In the 2014 championship game, Bloomquist completed 21 of 30 passes and had 347 passing yards and two touchdown passes. She was named MVP.

“Her performance only added to Valkyries lore,” wrote Mark Staffieri for Women Talk Sports. “Against the Lethbridge Steel, she picked apart their defense with remarkable precision.”
Staffieri wrote that Bloomquist was “part of one of Canada’s great modern-day female sports dynasties.”
The Valkyries “accomplished more than a series of victories and championships,” according to Staffieri. “Representing a strong chapter for female sport in both Saskatchewan and Canada, the franchise has risen to prominence in their home province, helping to put female football on the map.”
Bloomquist hung up her cleats after the fourth championship but continued to support the team by seeking sponsorships and providing color commentary on local television. She also became a certified football coach, helping high school girls gain confidence playing football.

The Rev. Dave Korth, Bloomquist’s uncle and a Catholic archdiocesan pastor in Omaha, watched her games on video.
“What I saw repeatedly was her receivers running down the field, and the defense would stop, thinking she couldn’t throw the ball that far. And then she would throw it over their heads to her receivers for a touchdown.”
After receiving her doctorate, Bloomquist worked in health promotion and education in the Saskatoon area. She felt strongly that in order to build a culture of health, “…we need to ensure our systems are designed with ‘health for all’ in mind.”
After 11 years in Canada, a desire to be closer to family brought her back to Nebraska, where she returned to her alma mater as a faculty member and is an associate professor in Creighton’s EdD in Interdisciplinary Leadership Program.
“After working in health promotion for a number of years, I recognized the importance of interdisciplinary and interprofessional collaboration,” Bloomquist says.

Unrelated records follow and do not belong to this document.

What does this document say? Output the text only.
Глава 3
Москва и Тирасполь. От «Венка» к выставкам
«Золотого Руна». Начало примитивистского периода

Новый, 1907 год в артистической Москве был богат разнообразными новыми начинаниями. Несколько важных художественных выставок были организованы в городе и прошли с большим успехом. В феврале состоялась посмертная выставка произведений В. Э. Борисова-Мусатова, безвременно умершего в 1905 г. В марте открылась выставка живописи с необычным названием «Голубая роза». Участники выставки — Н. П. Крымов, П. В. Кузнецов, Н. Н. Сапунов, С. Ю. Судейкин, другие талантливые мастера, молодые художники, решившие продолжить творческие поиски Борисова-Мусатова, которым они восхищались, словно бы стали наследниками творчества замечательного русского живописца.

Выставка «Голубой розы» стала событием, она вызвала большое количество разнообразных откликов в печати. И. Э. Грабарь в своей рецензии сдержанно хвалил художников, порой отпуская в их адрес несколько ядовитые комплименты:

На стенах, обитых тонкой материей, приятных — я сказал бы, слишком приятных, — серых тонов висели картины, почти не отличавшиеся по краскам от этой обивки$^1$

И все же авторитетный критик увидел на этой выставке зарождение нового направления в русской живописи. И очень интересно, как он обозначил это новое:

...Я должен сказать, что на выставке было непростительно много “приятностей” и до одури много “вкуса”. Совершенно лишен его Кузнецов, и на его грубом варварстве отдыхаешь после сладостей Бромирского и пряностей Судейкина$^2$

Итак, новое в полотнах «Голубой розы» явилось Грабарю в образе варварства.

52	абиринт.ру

The online doctoral program attracts students in a wide assortment of fields from across the country and world who seek to make a difference in their communities and chosen professions.
“Candace was always about making the players around her look better,” says her uncle. “That’s a quality she still lives by today as she helps her students in the Interdisciplinary Leadership Program.”
Coming back to Creighton was “both familiar and brand new,” Bloomquist says.
“The library was the same, although there have been a lot of renovations to it, and the commitment to being a contemplative in action and service to others also felt very familiar.
“What was new was the autonomy and decision-making power as a faculty member. When I was a student-athlete, there wasn’t a lot of free time after courses, studying and basketball, so it is nice now to be able to see all of the many other things Creighton has to offer.”